GEANCO Maternal and Infant Clinic Network
A high number of deliveries occur with traditional birth attendants and community health workers, as they are the preferred point of care for underserved women in urban poor and rural communities in Nigeria. Due to their low skills and unhygienic environments, a greater percentage of these deliveries culminate in complications that contributes significantly to the high rate of maternal and neonatal mortality in Nigeria. In response, The GEANCO Maternal and Infant Clinic Initiative was birthed. This clinic initiative started out as a desire to proffer better health care to underserved women and children in communities, but has since gone on to be a movement and project to be reckoned with in Nigerian states.
This initiative is based on five key metrics, the legs of the modular clinic initiative. These metrics keep us in the focus on what we hope to achieve in our modular clinics.
The Five Legs of the GEANCO Maternal and Infant Clinic Initiative.
- An Equipped Micro Facility that effectively meets the needs of its users.
- Operated by Registered nurse midwives, with Trained Birth Attendants who adequately diagnose, manage and care for their patients.
- Observing Good Management Protocols including a well-defined organizational structure, operations system, financial accounting and customer relationship management.
- Held Accountable with Periodic Inspections to ensure that standards are met and integrity sustained.
- Collaboration with other Medical Officers – doctors, medical lab scientists and others who offer specialized services to enable holistic care and optimise value for the community.
Our Progress since late 2020 - present
Our team has begun addressing these legs upon which the initiative is built, and has undoubtedly made appreciable progress with integrating modern conventional maternity practice with a traditional institution.
- We presently have 5 modular clinics in Enugu and Anambra States, Nigeria
- The clinics are kept sanitary at all times, and there is a septic tank and placenta pit for proper disposal of biological waste
- Steady water supply for sanitation and comfort of patients, solar power for the preservation of vaccines
- Basic medical equipment for health monitoring and diagnosis.

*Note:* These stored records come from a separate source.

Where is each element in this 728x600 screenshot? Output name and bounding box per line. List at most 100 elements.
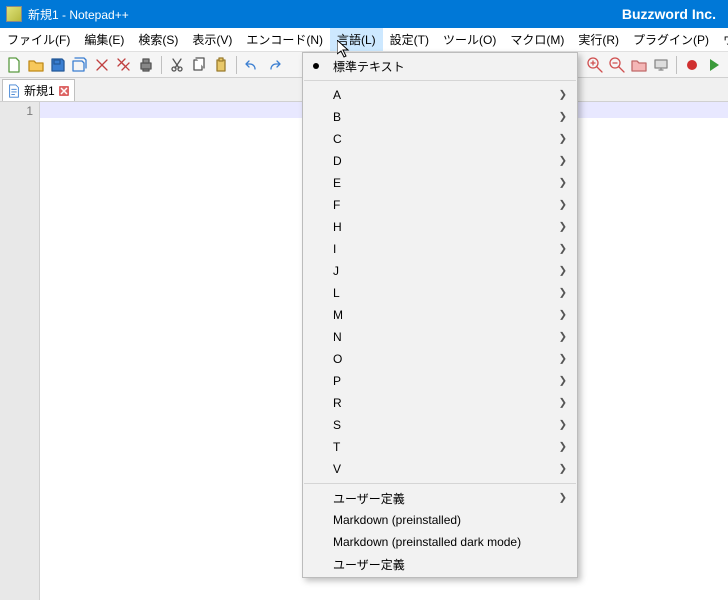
chevron-right-icon: ❯: [559, 288, 567, 299]
saveall-icon[interactable]: [70, 55, 90, 75]
lang-group-n[interactable]: N❯: [303, 326, 577, 348]
redo-icon[interactable]: [264, 55, 284, 75]
menu-encoding[interactable]: エンコード(N): [239, 28, 330, 51]
lang-group-c[interactable]: C❯: [303, 128, 577, 150]
dropdown-item-label: S: [333, 418, 341, 432]
save-icon[interactable]: [48, 55, 68, 75]
dropdown-item-label: ユーザー定義: [333, 490, 405, 507]
chevron-right-icon: ❯: [559, 222, 567, 233]
dropdown-item-label: I: [333, 242, 336, 256]
lang-group-h[interactable]: H❯: [303, 216, 577, 238]
dropdown-item-label: 標準テキスト: [333, 58, 405, 75]
close-icon[interactable]: [92, 55, 112, 75]
lang-group-e[interactable]: E❯: [303, 172, 577, 194]
chevron-right-icon: ❯: [559, 354, 567, 365]
paste-icon[interactable]: [211, 55, 231, 75]
dropdown-separator: [304, 80, 576, 81]
copy-icon[interactable]: [189, 55, 209, 75]
lang-group-t[interactable]: T❯: [303, 436, 577, 458]
lang-bottom-0[interactable]: ユーザー定義 ❯: [303, 487, 577, 509]
lang-group-s[interactable]: S❯: [303, 414, 577, 436]
menu-tools[interactable]: ツール(O): [436, 28, 503, 51]
cut-icon[interactable]: [167, 55, 187, 75]
toolbar-separator: [676, 56, 677, 74]
lang-group-v[interactable]: V❯: [303, 458, 577, 480]
dropdown-item-label: ユーザー定義: [333, 556, 405, 573]
dropdown-separator: [304, 483, 576, 484]
lang-bottom-2[interactable]: Markdown (preinstalled dark mode): [303, 531, 577, 553]
menu-language[interactable]: 言語(L): [330, 28, 383, 51]
brand-label: Buzzword Inc.: [622, 6, 716, 22]
dropdown-item-label: V: [333, 462, 341, 476]
menu-view[interactable]: 表示(V): [185, 28, 239, 51]
dropdown-item-label: L: [333, 286, 340, 300]
tab-new1[interactable]: 新規1: [2, 79, 75, 101]
dropdown-item-label: A: [333, 88, 341, 102]
lang-bottom-3[interactable]: ユーザー定義: [303, 553, 577, 575]
menu-edit[interactable]: 編集(E): [77, 28, 131, 51]
menu-settings[interactable]: 設定(T): [383, 28, 436, 51]
menu-plugins[interactable]: プラグイン(P): [626, 28, 716, 51]
undo-icon[interactable]: [242, 55, 262, 75]
menu-run[interactable]: 実行(R): [571, 28, 626, 51]
dropdown-item-label: C: [333, 132, 342, 146]
menu-search[interactable]: 検索(S): [131, 28, 185, 51]
lang-group-i[interactable]: I❯: [303, 238, 577, 260]
zoom-out-icon[interactable]: [607, 55, 627, 75]
titlebar: 新規1 - Notepad++ Buzzword Inc.: [0, 0, 728, 28]
dropdown-item-label: R: [333, 396, 342, 410]
zoom-in-icon[interactable]: [585, 55, 605, 75]
tab-close-icon[interactable]: [58, 85, 70, 97]
lang-group-o[interactable]: O❯: [303, 348, 577, 370]
dropdown-item-label: F: [333, 198, 340, 212]
chevron-right-icon: ❯: [559, 156, 567, 167]
chevron-right-icon: ❯: [559, 376, 567, 387]
dropdown-item-label: M: [333, 308, 343, 322]
lang-group-b[interactable]: B❯: [303, 106, 577, 128]
open-icon[interactable]: [26, 55, 46, 75]
lang-bottom-1[interactable]: Markdown (preinstalled): [303, 509, 577, 531]
print-icon[interactable]: [136, 55, 156, 75]
monitor-icon[interactable]: [651, 55, 671, 75]
line-number: 1: [0, 104, 33, 120]
chevron-right-icon: ❯: [559, 90, 567, 101]
lang-group-r[interactable]: R❯: [303, 392, 577, 414]
dropdown-item-label: B: [333, 110, 341, 124]
dropdown-item-label: H: [333, 220, 342, 234]
window-title: 新規1 - Notepad++: [28, 6, 622, 23]
lang-group-j[interactable]: J❯: [303, 260, 577, 282]
lang-group-p[interactable]: P❯: [303, 370, 577, 392]
tab-label: 新規1: [24, 82, 55, 99]
dropdown-item-label: Markdown (preinstalled dark mode): [333, 535, 521, 549]
language-dropdown: 標準テキストA❯B❯C❯D❯E❯F❯H❯I❯J❯L❯M❯N❯O❯P❯R❯S❯T❯…: [302, 52, 578, 578]
lang-plain-text[interactable]: 標準テキスト: [303, 55, 577, 77]
checked-bullet-icon: [313, 63, 319, 69]
dropdown-item-label: O: [333, 352, 342, 366]
record-icon[interactable]: [682, 55, 702, 75]
lang-group-d[interactable]: D❯: [303, 150, 577, 172]
menu-file[interactable]: ファイル(F): [0, 28, 77, 51]
menubar: ファイル(F)編集(E)検索(S)表示(V)エンコード(N)言語(L)設定(T)…: [0, 28, 728, 52]
chevron-right-icon: ❯: [559, 442, 567, 453]
lang-group-m[interactable]: M❯: [303, 304, 577, 326]
closeall-icon[interactable]: [114, 55, 134, 75]
chevron-right-icon: ❯: [559, 134, 567, 145]
chevron-right-icon: ❯: [559, 200, 567, 211]
menu-macro[interactable]: マクロ(M): [503, 28, 571, 51]
dropdown-item-label: T: [333, 440, 340, 454]
menu-window[interactable]: ウィンドウ管理(W: [716, 28, 728, 51]
dropdown-item-label: E: [333, 176, 341, 190]
chevron-right-icon: ❯: [559, 493, 567, 504]
chevron-right-icon: ❯: [559, 420, 567, 431]
folder-icon[interactable]: [629, 55, 649, 75]
chevron-right-icon: ❯: [559, 266, 567, 277]
chevron-right-icon: ❯: [559, 310, 567, 321]
play-icon[interactable]: [704, 55, 724, 75]
new-icon[interactable]: [4, 55, 24, 75]
chevron-right-icon: ❯: [559, 332, 567, 343]
toolbar-separator: [236, 56, 237, 74]
lang-group-f[interactable]: F❯: [303, 194, 577, 216]
lang-group-a[interactable]: A❯: [303, 84, 577, 106]
file-icon: [7, 84, 21, 98]
lang-group-l[interactable]: L❯: [303, 282, 577, 304]
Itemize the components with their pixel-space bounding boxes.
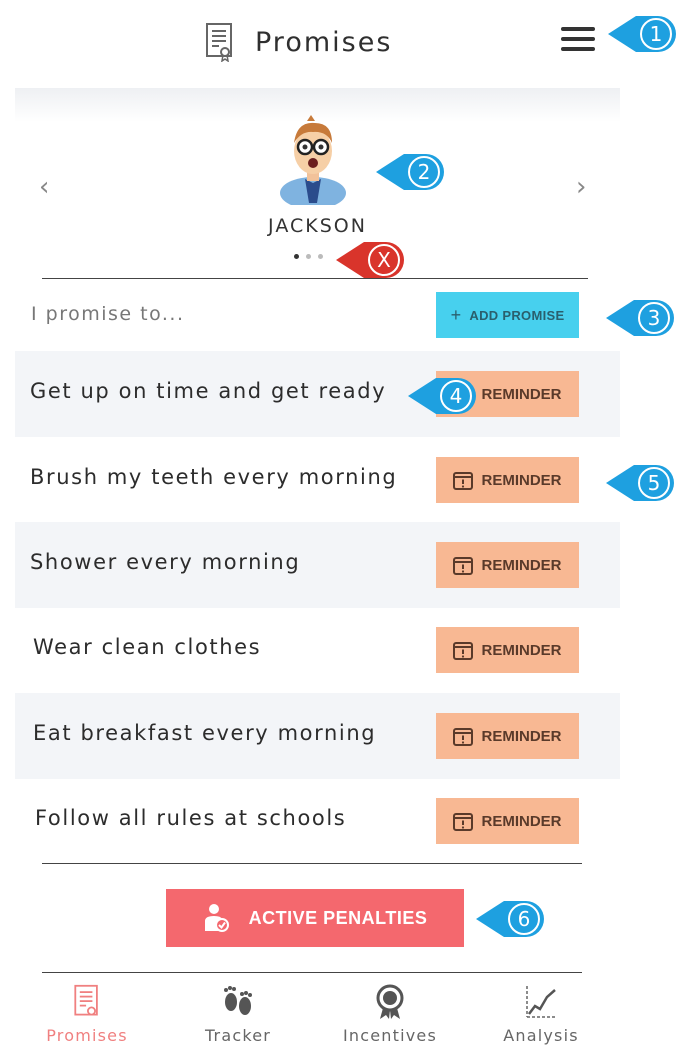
tab-label: Tracker (204, 1026, 272, 1045)
tab-label: Analysis (503, 1026, 579, 1045)
chevron-left-icon[interactable]: ‹ (39, 172, 49, 202)
callout-marker: 4 (406, 374, 478, 418)
callout-number: 1 (640, 18, 672, 50)
promise-text: Wear clean clothes (33, 635, 262, 659)
reminder-button[interactable]: REMINDER (436, 457, 579, 503)
reminder-label: REMINDER (481, 556, 562, 574)
reminder-label: REMINDER (481, 385, 562, 403)
divider (42, 278, 588, 279)
app-header: Promises (0, 0, 684, 88)
carousel-dots[interactable] (294, 254, 323, 259)
calendar-alert-icon (453, 556, 474, 575)
reminder-label: REMINDER (481, 471, 562, 489)
footprints-icon (224, 986, 252, 1015)
promise-row: Eat breakfast every morning REMINDER (15, 693, 620, 779)
promise-intro: I promise to... (31, 303, 185, 325)
promise-text: Shower every morning (30, 550, 301, 574)
callout-number: 4 (440, 380, 472, 412)
callout-number: 5 (638, 467, 670, 499)
callout-marker: 3 (604, 296, 676, 340)
carousel-dot-1[interactable] (294, 254, 299, 259)
reminder-label: REMINDER (481, 641, 562, 659)
promise-text: Brush my teeth every morning (30, 465, 398, 489)
calendar-alert-icon (453, 727, 474, 746)
reminder-button[interactable]: REMINDER (436, 713, 579, 759)
callout-number: 3 (638, 302, 670, 334)
tab-incentives[interactable]: Incentives (315, 980, 465, 1045)
bottom-tab-bar: Promises Tracker Incentives Analysis (0, 980, 684, 1047)
promise-row: Shower every morning REMINDER (15, 522, 620, 608)
title-wrap: Promises (205, 22, 392, 62)
active-penalties-button[interactable]: ACTIVE PENALTIES (166, 889, 464, 947)
carousel-dot-2[interactable] (306, 254, 311, 259)
tab-promises[interactable]: Promises (12, 980, 162, 1045)
add-promise-label: ADD PROMISE (469, 307, 565, 323)
reminder-button[interactable]: REMINDER (436, 627, 579, 673)
reminder-button[interactable]: REMINDER (436, 798, 579, 844)
add-promise-button[interactable]: + ADD PROMISE (436, 292, 579, 338)
divider (42, 863, 582, 864)
certificate-icon (206, 23, 232, 62)
callout-marker: 2 (374, 150, 446, 194)
callout-number: X (368, 244, 400, 276)
callout-marker: 6 (474, 897, 546, 941)
promise-text: Get up on time and get ready (30, 379, 387, 403)
tab-analysis[interactable]: Analysis (466, 980, 616, 1045)
carousel-dot-3[interactable] (318, 254, 323, 259)
promise-row: Get up on time and get ready REMINDER (15, 351, 620, 437)
reminder-button[interactable]: REMINDER (436, 542, 579, 588)
calendar-alert-icon (453, 812, 474, 831)
child-avatar (280, 115, 346, 205)
callout-marker: 1 (606, 12, 678, 56)
certificate-icon (74, 984, 98, 1016)
hamburger-icon[interactable] (561, 27, 595, 53)
callout-marker: X (334, 238, 406, 282)
tab-tracker[interactable]: Tracker (163, 980, 313, 1045)
active-penalties-label: ACTIVE PENALTIES (248, 907, 428, 928)
page-title: Promises (255, 26, 393, 58)
profile-name: JACKSON (268, 215, 367, 237)
callout-number: 6 (508, 903, 540, 935)
chevron-right-icon[interactable]: › (576, 172, 586, 202)
calendar-alert-icon (453, 471, 474, 490)
profile-carousel: ‹ › JACKSON (15, 88, 620, 278)
tab-label: Incentives (342, 1026, 437, 1045)
reminder-label: REMINDER (481, 727, 562, 745)
callout-marker: 5 (604, 461, 676, 505)
promise-text: Follow all rules at schools (35, 806, 347, 830)
award-badge-icon (376, 984, 404, 1019)
penalty-person-icon (204, 904, 229, 932)
divider (42, 972, 582, 973)
line-chart-icon (526, 986, 556, 1018)
tab-label: Promises (46, 1026, 128, 1045)
calendar-alert-icon (453, 641, 474, 660)
promise-row: Follow all rules at schools REMINDER (15, 778, 620, 864)
promise-text: Eat breakfast every morning (33, 721, 377, 745)
reminder-label: REMINDER (481, 812, 562, 830)
promise-row: Brush my teeth every morning REMINDER (15, 437, 620, 523)
plus-icon: + (450, 304, 462, 325)
promise-row: Wear clean clothes REMINDER (15, 607, 620, 693)
callout-number: 2 (408, 156, 440, 188)
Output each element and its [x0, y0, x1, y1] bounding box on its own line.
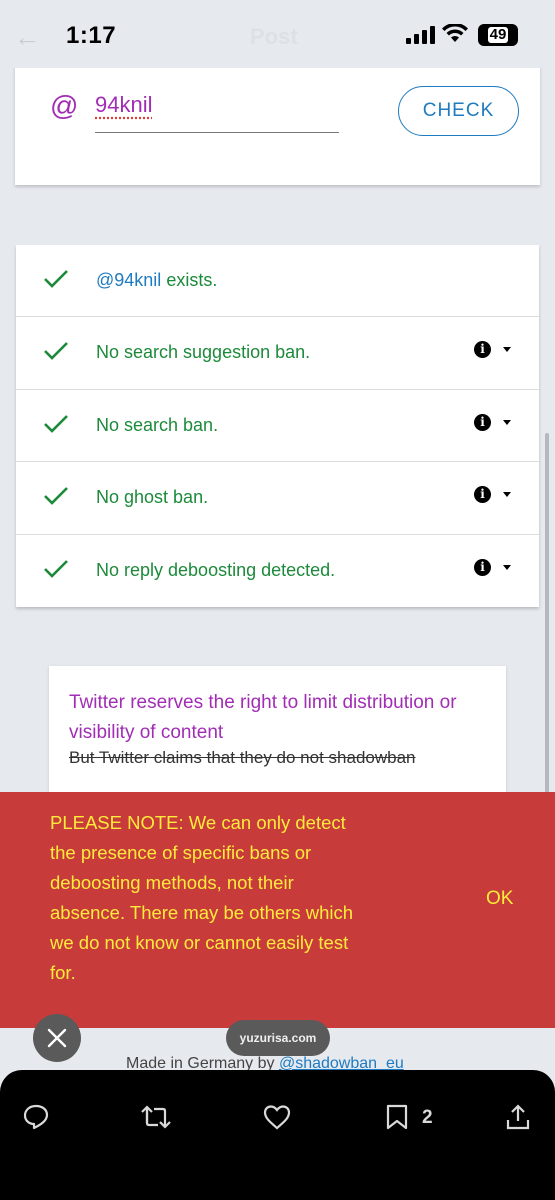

- Electronic Patient Record System (EPRS): Our cloud-based online database computes the information of patients across the five clinics from registration up until discharge. This allows for proper documentation and availability of real-time data, in spite of location.
- Referral: the community health workers now recognize danger signs in pregnancy, respond appropriately, and work with partner hospitals as taught. There are also emergency response riders designated to ensure quick transportation.
- Operational Sustainability: an initial centralized model has made it possible for our guidelines and mechanism of operation to be replicated across the clinics.
- Financial Sustainability: monthly checks of the clinic cash flows show the community health workers are capable of funding the operations of the clinic.
- After our one-year technical support with partner nurse midwives, the community health workers have employed trained nurse midwives on their own and work with them effectively.
- They also communicate closely with other health professionals to provide specialized care and optimize value for the community.
- The community health workers who are beneficiaries of this initiative have been formed into a support group for accountability, knowledge sharing, and good communication of ideas.
- In line with this partnership, vaccination, and laboratory tests at the clinics have been made possible. The state ministry of health now recognizes our modular clinics as immunization centres and has organized a series of training to this effect.
An in-depth article was written by Nigeria Health Watch, on the progress of our first modular clinic in southeast Nigeria, read more here.
Undoubtedly, our modular clinics have proven to be an efficient hybrid of approved maternal and infant health practice and culturally accepted traditional birth practice. So far, we have nurtured this vision and watched it not only come to life but also take flight with tender yet sturdy wings. In coming months, we look forward to breaking more grounds and positioning the clinics to offer better healthcare to a greater number of underserved women in Nigeria.